Sedibeng, it comes with the rain, 2016, was purchased through the Contemporary Art Society’s Collections Fund, which was set up in 2012 and is working in partnership with Frieze London for a second year.  This scheme supports the acquisition of significant contemporary works for Contemporary Art Society museum members across the UK. It aims to draw together the knowledge, experience, and expertise of private collectors with that of museum curators.

Dineo Seshee Bopape, Sedibeng, it comes with the rain, 2016, is made of materials chosen for their link to cosmology and fertility. Bopape questions the politics of gender, race, spirituality, and cultural constructs through various imagery. The metal structures evolved from abstracted representation of masculine and feminine paradigms, with references to the warrior, the mother, the father, and the child. Letter charms hang loosely between the metal beams and bags of herbs containing sage, ginger, chamomile, and anise, all traditionally used to heal ailments of the womb, are fastened to the sculptures with string creating a mystical aroma. Feathers are strewn on the floor and poked through floral foam, as images of ripe fruits are inserted between them, all symbolising the fecundity of Mother Nature.

Bopape incorporates a slide projection of a woman’s hand moulding, touching, and throwing clay rocks, addressing the power of the feminine, its relation to nature, and race, while creating a cacophony of images, illusions, textures, and sounds. Surrounding the installation are stickers of flowers native to Africa, along with mirrors and overhead projectors reflecting and refracting the light. The clamour of the installation destabilises the everyday objects, allowing the viewer to reconsider their purpose. The installation was presented at Frieze London by Sfeir-Semler Gallery and was purchased at the fair.

Caroline Douglas, Director, Contemporary Art Society, said: “We wanted to seize this moment at Frieze to acquire a major installation by an artist whose relevance is now being recognised so widely. Bopape has the distinct voice of a new generation of South African artists, coming of age in the immediate post-apartheid era, and the issues she addresses in her work about our relationship with the earth are urgent for us all.”

Brian Cass, Head of Exhibitions, Towner Art Gallery, said: “Dineo Seshee Bopape looks to the land for inspiration, her work reflecting how ones geographical location informs identity and memory. It is perhaps not surprising, given her South African heritage, that she is invested in the specifics of land, colonial histories, ecology and representation. But what is remarkable in works, or environments, such as Sedibeng, it comes with the rain (2016) is how she creates a range of associations that explore powerful socio-political and metaphysical notions of fertility, land, Afro-diasporic spiritual aesthetics and practices. Her work captures audiences emotionally and aesthetically and engages very directly with the idea of landscape that from the beginning has been at the heart of Towner’s Collection.”

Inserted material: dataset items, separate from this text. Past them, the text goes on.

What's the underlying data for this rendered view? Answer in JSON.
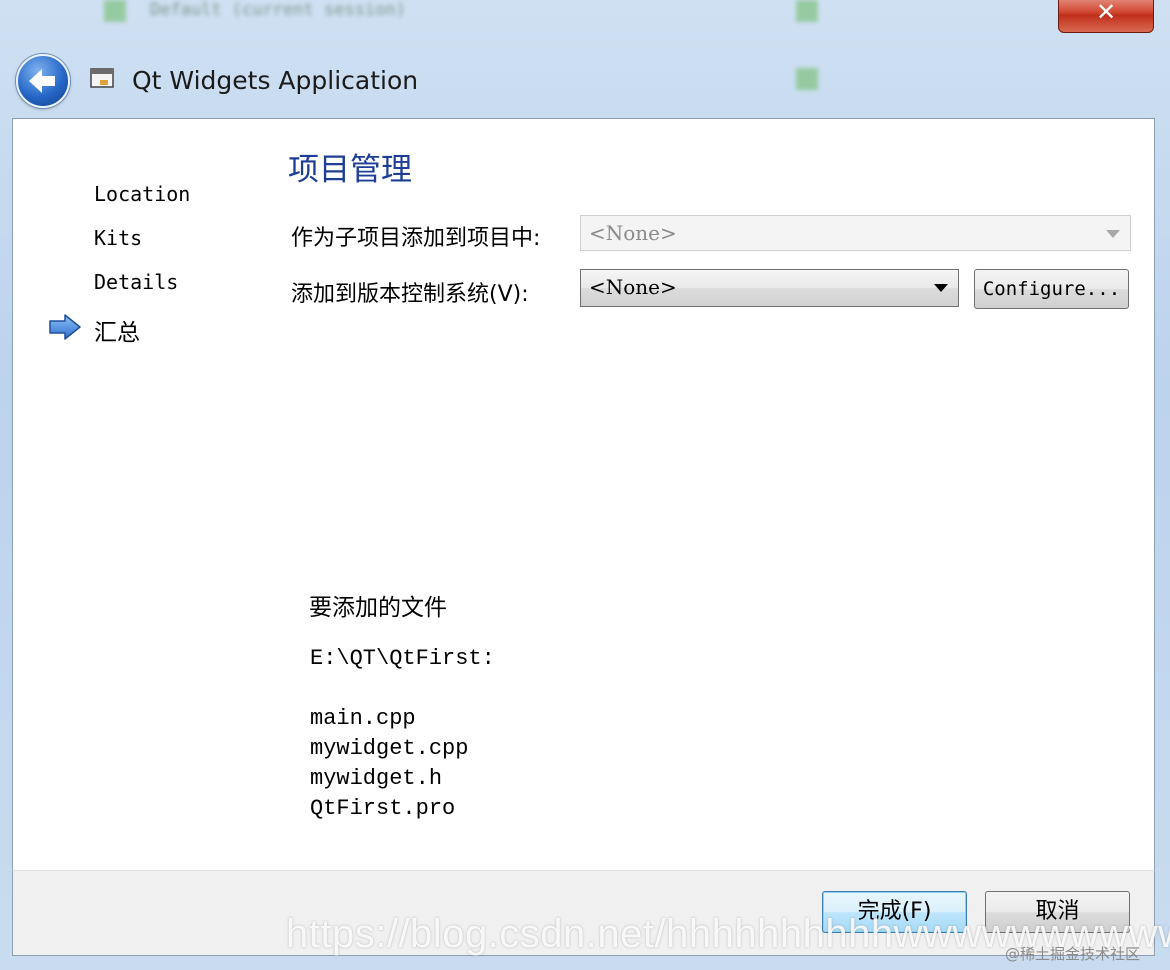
{
  "window": {
    "title": "Qt Widgets Application",
    "close_glyph": "✕"
  },
  "sidebar": {
    "items": [
      {
        "label": "Location"
      },
      {
        "label": "Kits"
      },
      {
        "label": "Details"
      },
      {
        "label": "汇总",
        "current": true
      }
    ]
  },
  "page": {
    "title": "项目管理",
    "add_subproject_label": "作为子项目添加到项目中:",
    "add_subproject_value": "<None>",
    "vcs_label": "添加到版本控制系统(V):",
    "vcs_value": "<None>",
    "configure_label": "Configure..."
  },
  "files": {
    "title": "要添加的文件",
    "directory": "E:\\QT\\QtFirst:",
    "list": [
      "main.cpp",
      "mywidget.cpp",
      "mywidget.h",
      "QtFirst.pro"
    ]
  },
  "buttons": {
    "finish": "完成(F)",
    "cancel": "取消"
  },
  "overlay": {
    "watermark": "https://blog.csdn.net/hhhhhhhhhhwwwwwwwwww",
    "community": "@稀土掘金技术社区"
  },
  "colors": {
    "section_title": "#1c3f95",
    "finish_button_border": "#3c7fb1"
  },
  "icons": {
    "back": "back-arrow-icon",
    "app": "app-window-icon",
    "current_step": "right-arrow-icon"
  }
}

Jo Stella Sawicka, Artistic Director, Frieze Fairs said: “The Collections Fund proves its national significance for a second year, with this major acquisition for Towner Art Gallery. We are thrilled to be enabling this addition to the Towner’s already exceptional collection of works, with an ambitious and thought-provoking installation by Dineo Seshee Bopape which pushes traditional notions of landscape into new, contemporary territory. In this unique partnership between Frieze, CAS patrons and the Towner, the fair provides a vital platform for discovery, engagement and acquisition, for museums and their audiences across the UK.”

Sedibeng, it comes with the rain will be presented at Towner Art Gallery during autumn 2018.